La pose. Les népalais sont fiers. Leur culture est riche et diversifiée. Chaque groupe ethniques a ses propres caractéristiques. Les ornements que ces femmes colorées portent au nez sont particulièrement fréquents et visibles chez les femmes des communautés montagnardes.
Le soleil s'est pointé au-dessus des nuages. Ici, nous voyons le hameau de Dharampohkara.

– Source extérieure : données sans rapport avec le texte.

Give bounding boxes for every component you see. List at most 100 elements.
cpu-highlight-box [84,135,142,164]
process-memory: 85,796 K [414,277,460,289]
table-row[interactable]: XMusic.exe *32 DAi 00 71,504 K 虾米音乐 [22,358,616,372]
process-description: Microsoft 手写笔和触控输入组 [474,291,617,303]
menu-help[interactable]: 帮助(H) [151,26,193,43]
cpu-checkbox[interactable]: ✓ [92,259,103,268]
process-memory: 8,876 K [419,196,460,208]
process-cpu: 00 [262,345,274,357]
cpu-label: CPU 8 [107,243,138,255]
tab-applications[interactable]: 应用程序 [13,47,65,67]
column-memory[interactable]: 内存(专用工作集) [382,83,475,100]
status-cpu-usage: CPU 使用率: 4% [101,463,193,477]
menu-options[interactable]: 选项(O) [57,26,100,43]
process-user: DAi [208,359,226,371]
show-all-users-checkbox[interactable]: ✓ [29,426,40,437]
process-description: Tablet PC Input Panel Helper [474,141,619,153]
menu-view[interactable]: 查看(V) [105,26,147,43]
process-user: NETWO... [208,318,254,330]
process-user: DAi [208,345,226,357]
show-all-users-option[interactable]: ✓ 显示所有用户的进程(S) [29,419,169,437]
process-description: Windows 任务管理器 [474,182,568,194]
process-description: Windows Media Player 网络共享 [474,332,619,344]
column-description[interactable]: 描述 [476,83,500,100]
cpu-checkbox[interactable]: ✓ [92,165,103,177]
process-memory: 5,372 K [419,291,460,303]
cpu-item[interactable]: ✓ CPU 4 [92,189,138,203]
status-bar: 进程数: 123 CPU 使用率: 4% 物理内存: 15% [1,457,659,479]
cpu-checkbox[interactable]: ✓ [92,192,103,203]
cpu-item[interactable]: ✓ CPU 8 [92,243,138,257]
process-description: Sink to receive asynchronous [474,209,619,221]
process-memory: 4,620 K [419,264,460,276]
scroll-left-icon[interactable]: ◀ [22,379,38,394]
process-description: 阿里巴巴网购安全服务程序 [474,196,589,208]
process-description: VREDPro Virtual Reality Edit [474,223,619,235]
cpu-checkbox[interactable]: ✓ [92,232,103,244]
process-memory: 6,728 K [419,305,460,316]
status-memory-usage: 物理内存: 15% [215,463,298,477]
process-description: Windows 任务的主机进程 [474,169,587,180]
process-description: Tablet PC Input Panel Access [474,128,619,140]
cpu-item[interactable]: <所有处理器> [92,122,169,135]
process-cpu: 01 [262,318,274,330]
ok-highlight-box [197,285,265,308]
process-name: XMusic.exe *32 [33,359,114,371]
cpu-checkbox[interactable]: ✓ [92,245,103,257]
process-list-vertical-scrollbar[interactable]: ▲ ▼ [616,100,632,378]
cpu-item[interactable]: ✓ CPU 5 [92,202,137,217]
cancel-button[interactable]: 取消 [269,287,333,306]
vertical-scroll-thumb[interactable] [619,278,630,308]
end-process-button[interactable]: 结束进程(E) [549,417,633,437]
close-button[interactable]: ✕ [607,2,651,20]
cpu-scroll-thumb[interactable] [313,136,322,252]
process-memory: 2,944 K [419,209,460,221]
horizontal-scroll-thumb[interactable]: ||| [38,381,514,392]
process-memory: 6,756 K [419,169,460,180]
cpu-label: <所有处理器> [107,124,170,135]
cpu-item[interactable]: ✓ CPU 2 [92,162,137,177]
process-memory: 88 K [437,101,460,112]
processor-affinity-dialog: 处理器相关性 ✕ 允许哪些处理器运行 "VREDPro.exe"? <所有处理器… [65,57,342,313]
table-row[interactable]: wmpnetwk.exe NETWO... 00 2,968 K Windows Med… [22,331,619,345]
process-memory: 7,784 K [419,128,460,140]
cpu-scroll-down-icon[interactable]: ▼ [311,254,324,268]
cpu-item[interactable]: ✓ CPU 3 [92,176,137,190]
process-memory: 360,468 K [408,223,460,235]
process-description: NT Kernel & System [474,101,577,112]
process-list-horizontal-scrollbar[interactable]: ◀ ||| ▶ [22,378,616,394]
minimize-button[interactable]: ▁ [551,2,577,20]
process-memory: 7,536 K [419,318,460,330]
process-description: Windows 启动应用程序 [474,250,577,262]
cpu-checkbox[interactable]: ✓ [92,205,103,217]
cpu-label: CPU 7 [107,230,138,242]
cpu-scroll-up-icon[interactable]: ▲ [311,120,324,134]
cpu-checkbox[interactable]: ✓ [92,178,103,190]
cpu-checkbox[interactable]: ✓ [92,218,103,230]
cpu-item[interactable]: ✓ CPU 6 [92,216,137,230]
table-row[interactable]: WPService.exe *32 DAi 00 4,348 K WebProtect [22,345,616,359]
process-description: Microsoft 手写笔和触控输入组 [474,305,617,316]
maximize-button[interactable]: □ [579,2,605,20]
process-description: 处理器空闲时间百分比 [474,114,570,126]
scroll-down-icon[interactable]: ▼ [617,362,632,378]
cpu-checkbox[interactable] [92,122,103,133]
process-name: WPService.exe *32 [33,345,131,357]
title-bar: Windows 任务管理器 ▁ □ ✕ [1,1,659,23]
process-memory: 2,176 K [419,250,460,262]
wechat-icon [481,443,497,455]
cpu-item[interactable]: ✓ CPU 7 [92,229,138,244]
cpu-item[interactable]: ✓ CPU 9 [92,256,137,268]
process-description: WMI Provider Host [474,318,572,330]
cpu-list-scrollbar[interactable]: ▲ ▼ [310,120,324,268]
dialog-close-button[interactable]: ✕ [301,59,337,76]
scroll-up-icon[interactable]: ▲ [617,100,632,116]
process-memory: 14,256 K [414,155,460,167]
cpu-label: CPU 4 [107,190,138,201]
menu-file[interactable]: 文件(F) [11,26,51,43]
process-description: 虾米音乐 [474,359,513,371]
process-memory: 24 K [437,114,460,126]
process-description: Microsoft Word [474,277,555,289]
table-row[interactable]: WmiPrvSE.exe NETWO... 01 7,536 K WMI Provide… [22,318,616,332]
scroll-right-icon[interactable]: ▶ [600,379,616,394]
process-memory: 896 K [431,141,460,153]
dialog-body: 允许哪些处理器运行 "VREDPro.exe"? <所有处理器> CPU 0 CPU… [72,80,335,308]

Les immenses boules blanches que vous apercevez à gauche sont des réservoirs d'eau potable. Les finlandais en ont installé des centaines tout le long de cette crête montagneuse. Les habitants devaient s'approvisionner dans un ruisseau plusieurs centaines de mètres plus bas faute d'avoir une source d'eau en altitude. Ils, ou plutôt, elles devaient marcher des heures chaque jour pour pouvoir s'abreuver.
Un système fort simple: le petit toit de tôle recueille l'eau de pluie. Une gouttière l'achemine vers le réservoir. Cependant, un Y permet de rediriger l'eau sale des 15 premières minutes de l'averse sur le sol. Ensuite, une valve actionnée à la main redirige l'eau vers les réservoirs.
Nous avons vu beaucoup de panneaux solaires et de toits végétal. Celui-ci commençait à être légèrement surchargé...
La route du retour a été ponctuée de quelques pépins. Nous avons du retirer un arbre qui était tombé sur la route le matin même. La nuit tombait. Quelques instants suivant cet effort collectif, un des deux pick-ups tombe en panne. Nous devrons coucher dans une ... classe de l'école primaire du village où nous nous trouvions à ce moment. Contrairement à la nuit précédente, le sommeil fut profond dès nous nous sommes étendus jusqu'aux petites heures du matin.
Le lendemain matin, nous étions toujours dans les nuages. Un petit thé pour nous revigorer et nous étions reparti pour un autre 6 heures de route. Sur le long du chemin, les collègues ont fait le plein de légumes directement achetés auprès des producteurs locaux à deux fois moins cher que sur le marché de Surkhet.
À Ranimatta, un bus dont la transmission était complètement bloqué nous a barré la route pendant plusieurs heures jusqu'à temps que les chauffeurs décident de les contourner à quelques millimètres près.
Lorsque nous sommes arrivés à la maison, nous nous sommes tous rués vers la douche. Le lendemain matin, Théo a dormi jusqu'a 9h00 AM. Phénoménal ! Un record en terre népalaise qui témoignait de son épuisement.
Ce premier trek était un premier test. Les mois de septembre et octobre s'en viennent. La meilleure saison de l'année pour les treks. Nous sommes actuellement en pleine période de planification pour déterminer les différentes expéditions que nous allons faire. La randonnée en famille nécessite beaucoup de préparations. Ce banc d'essai permettra de corriger le tir pour les prochains. Somme toute, c'est une réussite ! Ça promet.